Dr. Paul Hershey, author of The Situational Leader, and Ken Blanchard, author of One-Minute Manager developed the situational leadership style. The theory is also referred to as the Hershey-Blanchard Situational Leadership Theory.

The theory has four main leadership styles:

Telling (S1) – leaders tell people what to do and how to do it.

Selling (S2) – leaders “sell” their ideas to entice the people into buying into the process.

Participating (S3) – leaders offer less direction, allowing people to take more active role in making decisions.

Delegating (S4) – leaders are less involved, has a more hands-off approach.

The Hershey-Blanchard theory also finds four development levels and recommends that leaders should balance these with the four main leadership styles, the S1-S4.

D1 (Low competence, high commitment) – S1 (Directing/telling)

This is the ideal leadership approach to use in situations wherein the followers/workgroups, lack competence, here the leader requires to show them how to do something or direct them but are committed to their jobs. In this case, an effective operational leader in such situations can deliver precise directions, such as solving problems, making decisions, and giving specific instructions. This style is also suitable for emergencies wherein the leader can manage and take control.

D2 (Some competence, low commitment) – S2 (Coaching / selling)

In this scenario, when the followers have little competence but lack commitment because of inexperience, the best-suited leadership style is the coaching style. People new to the job will need direction, support, and supervision, they will also need appreciation, morale, and confidence. Involving them in decision making is also a good idea to boost their commitment levels.

Problem-solving attitude, making crucial decisions, and provide direction and supervision are what makes an effective leader. But to ensure that followers can learn in the process, leaders need to explain decisions, ask for suggestions, and encourage the individuals/teams.

D3 (High competence, variable commitment) – S3 (Supporting / encouraging)

This is the best theory to use for extremely competent followers who lack in motivation or self-confidence.
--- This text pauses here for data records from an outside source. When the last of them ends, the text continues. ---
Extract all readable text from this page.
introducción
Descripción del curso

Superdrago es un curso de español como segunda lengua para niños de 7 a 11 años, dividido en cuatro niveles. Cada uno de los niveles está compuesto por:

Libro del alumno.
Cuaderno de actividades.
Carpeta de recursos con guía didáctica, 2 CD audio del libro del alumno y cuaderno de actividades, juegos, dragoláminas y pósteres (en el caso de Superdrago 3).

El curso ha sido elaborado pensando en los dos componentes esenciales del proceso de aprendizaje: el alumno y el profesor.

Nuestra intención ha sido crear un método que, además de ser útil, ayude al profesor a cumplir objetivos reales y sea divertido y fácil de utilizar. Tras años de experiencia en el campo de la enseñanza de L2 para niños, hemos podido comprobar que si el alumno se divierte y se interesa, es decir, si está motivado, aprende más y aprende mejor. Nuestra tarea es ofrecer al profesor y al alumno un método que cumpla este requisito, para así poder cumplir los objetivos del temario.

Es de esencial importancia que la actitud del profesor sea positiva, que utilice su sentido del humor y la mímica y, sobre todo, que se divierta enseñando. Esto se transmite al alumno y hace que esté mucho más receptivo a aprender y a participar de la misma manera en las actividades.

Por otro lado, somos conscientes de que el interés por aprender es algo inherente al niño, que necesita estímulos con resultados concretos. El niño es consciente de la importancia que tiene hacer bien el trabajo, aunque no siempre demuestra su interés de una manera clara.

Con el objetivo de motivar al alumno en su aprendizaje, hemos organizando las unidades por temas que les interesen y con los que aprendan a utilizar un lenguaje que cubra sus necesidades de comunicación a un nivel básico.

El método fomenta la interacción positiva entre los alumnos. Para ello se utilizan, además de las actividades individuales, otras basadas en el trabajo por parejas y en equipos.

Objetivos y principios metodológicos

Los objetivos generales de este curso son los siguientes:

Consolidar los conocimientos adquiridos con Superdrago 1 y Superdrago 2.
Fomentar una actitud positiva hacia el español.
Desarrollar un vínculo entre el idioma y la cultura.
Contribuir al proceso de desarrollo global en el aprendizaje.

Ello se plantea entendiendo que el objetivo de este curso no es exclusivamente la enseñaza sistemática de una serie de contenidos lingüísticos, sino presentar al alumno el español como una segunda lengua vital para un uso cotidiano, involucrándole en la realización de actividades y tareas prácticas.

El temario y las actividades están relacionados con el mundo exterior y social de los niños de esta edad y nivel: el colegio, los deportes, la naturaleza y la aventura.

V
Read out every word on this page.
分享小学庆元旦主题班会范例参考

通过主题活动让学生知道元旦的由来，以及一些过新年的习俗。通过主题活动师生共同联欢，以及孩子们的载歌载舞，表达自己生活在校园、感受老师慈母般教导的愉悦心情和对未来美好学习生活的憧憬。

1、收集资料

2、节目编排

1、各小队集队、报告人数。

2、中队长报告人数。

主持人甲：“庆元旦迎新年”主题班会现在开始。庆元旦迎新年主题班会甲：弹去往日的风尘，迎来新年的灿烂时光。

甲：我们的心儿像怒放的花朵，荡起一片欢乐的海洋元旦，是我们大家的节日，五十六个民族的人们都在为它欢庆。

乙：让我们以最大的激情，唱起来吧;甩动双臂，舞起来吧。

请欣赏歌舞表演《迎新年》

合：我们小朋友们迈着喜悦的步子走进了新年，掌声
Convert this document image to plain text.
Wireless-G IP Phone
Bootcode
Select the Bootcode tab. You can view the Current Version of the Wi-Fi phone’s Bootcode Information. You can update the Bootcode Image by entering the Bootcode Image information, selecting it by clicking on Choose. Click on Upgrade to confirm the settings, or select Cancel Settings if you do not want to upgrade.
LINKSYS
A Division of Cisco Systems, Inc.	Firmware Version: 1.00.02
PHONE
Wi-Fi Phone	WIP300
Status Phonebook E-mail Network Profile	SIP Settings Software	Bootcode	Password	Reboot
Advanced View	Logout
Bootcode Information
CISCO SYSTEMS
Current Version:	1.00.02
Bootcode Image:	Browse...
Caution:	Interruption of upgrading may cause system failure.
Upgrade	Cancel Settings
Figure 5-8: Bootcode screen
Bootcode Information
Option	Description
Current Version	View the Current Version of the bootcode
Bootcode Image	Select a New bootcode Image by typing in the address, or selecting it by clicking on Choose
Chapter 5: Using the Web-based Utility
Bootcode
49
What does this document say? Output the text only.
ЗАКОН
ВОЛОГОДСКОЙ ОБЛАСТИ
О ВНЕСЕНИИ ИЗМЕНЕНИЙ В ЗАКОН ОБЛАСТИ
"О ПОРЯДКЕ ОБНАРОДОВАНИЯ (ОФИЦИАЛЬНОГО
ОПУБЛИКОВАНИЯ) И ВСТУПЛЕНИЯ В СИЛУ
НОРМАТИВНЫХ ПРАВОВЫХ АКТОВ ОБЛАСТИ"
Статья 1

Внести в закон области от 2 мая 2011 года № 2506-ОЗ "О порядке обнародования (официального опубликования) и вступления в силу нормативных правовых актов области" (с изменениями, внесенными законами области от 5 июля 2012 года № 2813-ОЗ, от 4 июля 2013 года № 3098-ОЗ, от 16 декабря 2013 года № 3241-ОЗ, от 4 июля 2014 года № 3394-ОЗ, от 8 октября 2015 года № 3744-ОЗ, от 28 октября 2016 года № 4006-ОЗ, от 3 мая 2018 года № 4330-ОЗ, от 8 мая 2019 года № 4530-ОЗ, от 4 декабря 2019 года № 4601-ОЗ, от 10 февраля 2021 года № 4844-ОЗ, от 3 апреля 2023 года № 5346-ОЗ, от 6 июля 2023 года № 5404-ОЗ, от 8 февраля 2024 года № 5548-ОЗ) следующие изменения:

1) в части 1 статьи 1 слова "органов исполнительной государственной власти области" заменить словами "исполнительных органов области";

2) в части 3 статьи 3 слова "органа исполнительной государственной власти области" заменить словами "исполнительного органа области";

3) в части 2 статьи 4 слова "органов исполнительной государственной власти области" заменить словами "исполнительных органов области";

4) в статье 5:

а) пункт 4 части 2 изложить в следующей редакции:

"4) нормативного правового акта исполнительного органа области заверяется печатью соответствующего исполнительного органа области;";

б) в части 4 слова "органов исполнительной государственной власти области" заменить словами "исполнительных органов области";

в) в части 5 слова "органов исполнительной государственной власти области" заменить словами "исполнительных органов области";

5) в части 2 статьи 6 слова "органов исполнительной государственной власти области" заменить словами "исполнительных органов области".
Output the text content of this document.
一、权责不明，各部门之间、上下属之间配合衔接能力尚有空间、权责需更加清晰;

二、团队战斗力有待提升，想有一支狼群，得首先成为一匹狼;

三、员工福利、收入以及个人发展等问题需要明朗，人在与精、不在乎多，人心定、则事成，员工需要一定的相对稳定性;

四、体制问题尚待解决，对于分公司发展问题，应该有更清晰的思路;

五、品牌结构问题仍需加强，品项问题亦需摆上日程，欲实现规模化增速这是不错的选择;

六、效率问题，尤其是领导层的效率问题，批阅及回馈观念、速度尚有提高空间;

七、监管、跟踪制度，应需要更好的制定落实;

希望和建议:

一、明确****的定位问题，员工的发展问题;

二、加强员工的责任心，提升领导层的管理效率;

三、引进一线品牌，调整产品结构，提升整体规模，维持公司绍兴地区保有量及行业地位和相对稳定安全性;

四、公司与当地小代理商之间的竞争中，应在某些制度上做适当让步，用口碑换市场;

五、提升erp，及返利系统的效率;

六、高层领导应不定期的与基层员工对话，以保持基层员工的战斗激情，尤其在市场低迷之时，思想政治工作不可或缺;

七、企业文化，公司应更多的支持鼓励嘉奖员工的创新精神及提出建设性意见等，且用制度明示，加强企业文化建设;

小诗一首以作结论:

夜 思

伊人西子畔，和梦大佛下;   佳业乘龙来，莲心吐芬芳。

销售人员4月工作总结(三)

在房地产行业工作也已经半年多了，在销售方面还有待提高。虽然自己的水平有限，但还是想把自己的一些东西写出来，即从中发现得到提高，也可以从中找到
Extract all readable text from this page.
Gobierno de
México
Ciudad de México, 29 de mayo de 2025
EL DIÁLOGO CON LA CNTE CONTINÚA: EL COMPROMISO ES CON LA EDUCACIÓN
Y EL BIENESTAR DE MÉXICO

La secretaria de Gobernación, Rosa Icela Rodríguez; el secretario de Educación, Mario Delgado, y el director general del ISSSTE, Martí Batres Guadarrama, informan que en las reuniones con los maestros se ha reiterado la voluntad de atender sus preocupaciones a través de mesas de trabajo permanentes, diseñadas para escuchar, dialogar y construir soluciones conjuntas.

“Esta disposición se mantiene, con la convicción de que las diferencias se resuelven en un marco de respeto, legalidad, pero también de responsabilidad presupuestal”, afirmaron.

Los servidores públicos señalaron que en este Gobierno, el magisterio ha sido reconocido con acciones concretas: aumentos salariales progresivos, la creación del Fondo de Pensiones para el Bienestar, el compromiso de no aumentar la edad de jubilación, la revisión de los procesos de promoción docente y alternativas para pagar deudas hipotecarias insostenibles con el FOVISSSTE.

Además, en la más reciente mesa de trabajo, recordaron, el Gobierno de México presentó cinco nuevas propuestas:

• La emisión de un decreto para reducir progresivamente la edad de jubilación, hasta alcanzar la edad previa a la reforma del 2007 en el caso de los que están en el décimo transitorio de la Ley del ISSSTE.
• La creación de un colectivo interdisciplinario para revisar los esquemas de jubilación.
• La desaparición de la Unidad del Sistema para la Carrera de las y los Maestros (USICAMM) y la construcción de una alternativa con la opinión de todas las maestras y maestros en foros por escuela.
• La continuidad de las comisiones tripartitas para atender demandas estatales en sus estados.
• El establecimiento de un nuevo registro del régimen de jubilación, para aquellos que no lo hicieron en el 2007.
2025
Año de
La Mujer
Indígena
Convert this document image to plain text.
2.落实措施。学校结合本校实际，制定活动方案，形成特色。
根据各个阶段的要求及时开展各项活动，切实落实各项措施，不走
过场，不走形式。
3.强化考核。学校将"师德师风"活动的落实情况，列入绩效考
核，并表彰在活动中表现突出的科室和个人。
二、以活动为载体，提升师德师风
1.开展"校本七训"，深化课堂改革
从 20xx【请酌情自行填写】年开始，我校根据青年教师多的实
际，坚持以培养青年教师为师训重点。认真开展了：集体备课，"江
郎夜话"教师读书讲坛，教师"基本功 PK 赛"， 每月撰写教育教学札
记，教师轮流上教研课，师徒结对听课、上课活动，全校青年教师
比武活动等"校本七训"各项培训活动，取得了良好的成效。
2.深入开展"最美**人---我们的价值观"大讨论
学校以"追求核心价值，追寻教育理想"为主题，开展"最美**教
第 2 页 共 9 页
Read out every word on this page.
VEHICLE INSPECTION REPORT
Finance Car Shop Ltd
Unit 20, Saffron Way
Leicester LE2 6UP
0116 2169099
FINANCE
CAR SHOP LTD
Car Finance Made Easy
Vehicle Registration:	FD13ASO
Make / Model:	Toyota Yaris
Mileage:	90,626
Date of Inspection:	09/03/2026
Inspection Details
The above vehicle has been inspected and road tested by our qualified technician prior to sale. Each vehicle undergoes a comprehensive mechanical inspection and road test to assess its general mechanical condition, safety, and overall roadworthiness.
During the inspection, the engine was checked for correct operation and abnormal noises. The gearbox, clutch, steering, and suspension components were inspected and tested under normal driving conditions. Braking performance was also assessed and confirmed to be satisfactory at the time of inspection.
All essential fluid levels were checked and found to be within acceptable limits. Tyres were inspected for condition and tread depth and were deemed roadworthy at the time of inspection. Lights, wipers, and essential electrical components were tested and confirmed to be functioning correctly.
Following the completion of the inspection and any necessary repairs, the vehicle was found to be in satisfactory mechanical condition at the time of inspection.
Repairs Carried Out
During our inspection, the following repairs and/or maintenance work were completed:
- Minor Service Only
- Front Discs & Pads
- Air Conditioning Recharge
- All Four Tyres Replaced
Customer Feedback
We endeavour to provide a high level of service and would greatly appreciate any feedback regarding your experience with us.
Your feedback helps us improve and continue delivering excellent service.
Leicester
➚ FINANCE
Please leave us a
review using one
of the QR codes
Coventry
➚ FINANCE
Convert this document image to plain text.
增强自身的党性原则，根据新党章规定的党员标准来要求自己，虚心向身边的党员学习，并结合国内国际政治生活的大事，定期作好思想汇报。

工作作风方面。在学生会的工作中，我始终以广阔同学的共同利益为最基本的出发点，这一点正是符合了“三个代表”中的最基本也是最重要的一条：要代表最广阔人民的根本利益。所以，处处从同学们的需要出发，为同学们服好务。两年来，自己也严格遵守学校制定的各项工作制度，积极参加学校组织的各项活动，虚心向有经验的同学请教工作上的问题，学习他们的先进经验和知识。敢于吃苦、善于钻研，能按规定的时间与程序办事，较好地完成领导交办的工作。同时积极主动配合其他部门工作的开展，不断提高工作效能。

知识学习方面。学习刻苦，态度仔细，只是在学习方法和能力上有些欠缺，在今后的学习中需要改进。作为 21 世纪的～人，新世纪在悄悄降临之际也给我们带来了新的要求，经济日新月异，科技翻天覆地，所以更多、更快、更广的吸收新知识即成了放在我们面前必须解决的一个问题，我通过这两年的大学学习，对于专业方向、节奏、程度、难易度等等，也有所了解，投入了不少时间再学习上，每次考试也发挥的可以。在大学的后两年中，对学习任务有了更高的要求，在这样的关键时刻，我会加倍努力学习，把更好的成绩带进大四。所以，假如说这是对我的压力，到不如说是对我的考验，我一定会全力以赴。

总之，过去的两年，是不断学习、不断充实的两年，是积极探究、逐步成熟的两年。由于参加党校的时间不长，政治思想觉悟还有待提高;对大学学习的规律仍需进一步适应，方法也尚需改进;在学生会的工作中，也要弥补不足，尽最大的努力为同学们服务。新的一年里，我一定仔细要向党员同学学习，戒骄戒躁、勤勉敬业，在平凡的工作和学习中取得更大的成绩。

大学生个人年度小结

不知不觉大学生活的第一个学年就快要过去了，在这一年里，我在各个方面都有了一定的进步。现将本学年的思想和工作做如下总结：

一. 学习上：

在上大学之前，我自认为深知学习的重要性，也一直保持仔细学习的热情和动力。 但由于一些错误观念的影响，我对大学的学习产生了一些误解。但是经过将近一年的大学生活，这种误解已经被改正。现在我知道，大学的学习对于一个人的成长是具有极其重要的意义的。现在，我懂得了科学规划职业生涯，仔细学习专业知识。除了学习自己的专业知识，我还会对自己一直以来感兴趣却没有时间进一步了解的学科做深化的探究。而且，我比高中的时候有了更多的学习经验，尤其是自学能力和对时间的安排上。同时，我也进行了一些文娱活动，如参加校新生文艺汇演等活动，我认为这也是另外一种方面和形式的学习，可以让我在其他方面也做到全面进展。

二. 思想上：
They do not need much guidance since they are highly competent and skilled, but they need support and cheer, especially if they lack commitment.

By using this approach, an effective leader will share accountability for solving problems and making decisions with others.

D4 (High competence, high commitment) – S4 (Delegating / empowering)

Followers with high levels of competence and commitment are picture-perfect. This is because people can work with minimum supervision possible. As a wiser leader one needs to provide them with clear goals and limits to their authority. The leadership style helps us to understand the true power of empowerment – It’s all about giving the people the permission to act and make a decision based on goals and within clear sets of boundaries.

How do you benefit from Situational Leadership?

Leaders can know when to be consistent and flexible to influence up, down, and across the organization and speed up development by creating productive teams that are mostly new to their task. Situational Leadership help also drives behaviour change and results effectively by communicating through a common and practical leadership language. All these factors promote engaged and committed staff or followers by recognizing and addressing performance dynamics.

Fundamentally, there are no good and bad leadership theories, however, there are leadership styles that work best for certain situations, tasks, and people. To be an effective leader, irrespective of one’s leadership approach, one must be able to evaluate the current situation properly and apply the best style of leadership for the situation.

It’s vital to note that new followers will often be categorized as development level D1. A successful operational leader can then help them to be level D4 by constantly fine-tuning and acclimatizing to their style, helping them progress.